Hi, Beck. How’ve you been?

Holy crap!!

I just died!

Hi, sweetie. I’ve been kinda ok.
Much more better now.
:smiling_face::heart:

Based on preliminary inquiry, I’d say there’s definitely a column here. The question of interest is what Johnny Appleseed actually accomplished vs. what’s just myth. Bits from revisionist accounts published over the last couple decades have now gotten mixed up with the earlier fairy tales in things like Wikipedia and the result is a complete mess. Time for the Straight Dope to get things cleared up. I’m collecting research materials of varying degrees of obscurity and hope to have something publishable in a couple weeks. Thanks for a good steer.

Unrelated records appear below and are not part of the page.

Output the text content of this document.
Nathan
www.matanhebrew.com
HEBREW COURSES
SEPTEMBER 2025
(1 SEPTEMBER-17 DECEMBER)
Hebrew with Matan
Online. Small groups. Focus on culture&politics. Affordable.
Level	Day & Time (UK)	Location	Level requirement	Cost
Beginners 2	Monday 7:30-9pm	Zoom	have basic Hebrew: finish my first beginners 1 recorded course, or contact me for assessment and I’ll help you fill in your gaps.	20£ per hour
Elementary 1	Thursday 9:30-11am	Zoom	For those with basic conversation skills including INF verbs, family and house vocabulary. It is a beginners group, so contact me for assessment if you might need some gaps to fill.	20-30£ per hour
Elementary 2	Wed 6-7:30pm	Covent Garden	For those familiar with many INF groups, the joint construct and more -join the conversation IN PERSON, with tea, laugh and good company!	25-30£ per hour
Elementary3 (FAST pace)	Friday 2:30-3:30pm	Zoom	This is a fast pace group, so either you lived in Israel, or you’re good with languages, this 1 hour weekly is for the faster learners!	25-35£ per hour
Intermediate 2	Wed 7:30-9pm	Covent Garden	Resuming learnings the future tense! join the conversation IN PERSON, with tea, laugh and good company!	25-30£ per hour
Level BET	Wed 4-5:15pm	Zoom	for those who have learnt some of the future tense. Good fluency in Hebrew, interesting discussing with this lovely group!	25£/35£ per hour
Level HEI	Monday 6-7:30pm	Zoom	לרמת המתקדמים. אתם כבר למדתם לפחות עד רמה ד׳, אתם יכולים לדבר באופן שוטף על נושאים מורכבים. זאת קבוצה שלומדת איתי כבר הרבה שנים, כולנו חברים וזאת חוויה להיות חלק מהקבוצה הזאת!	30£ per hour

Another column idea occurred to me over the weekend: what’s the difference between a caffe latte, a cappuccino, and a flat white, and what justifies the difference in price? They’re all basically espresso plus foamed milk. Online accounts tend to be mostly blather, a characteristic of foodie writing in general. I did find one relatively straightforward explanation (the amount and distribution of foam seems to be a major variable), but it seems incomplete and possibly misleading. Consultation with coffee experts is clearly in order; hope to have something soon.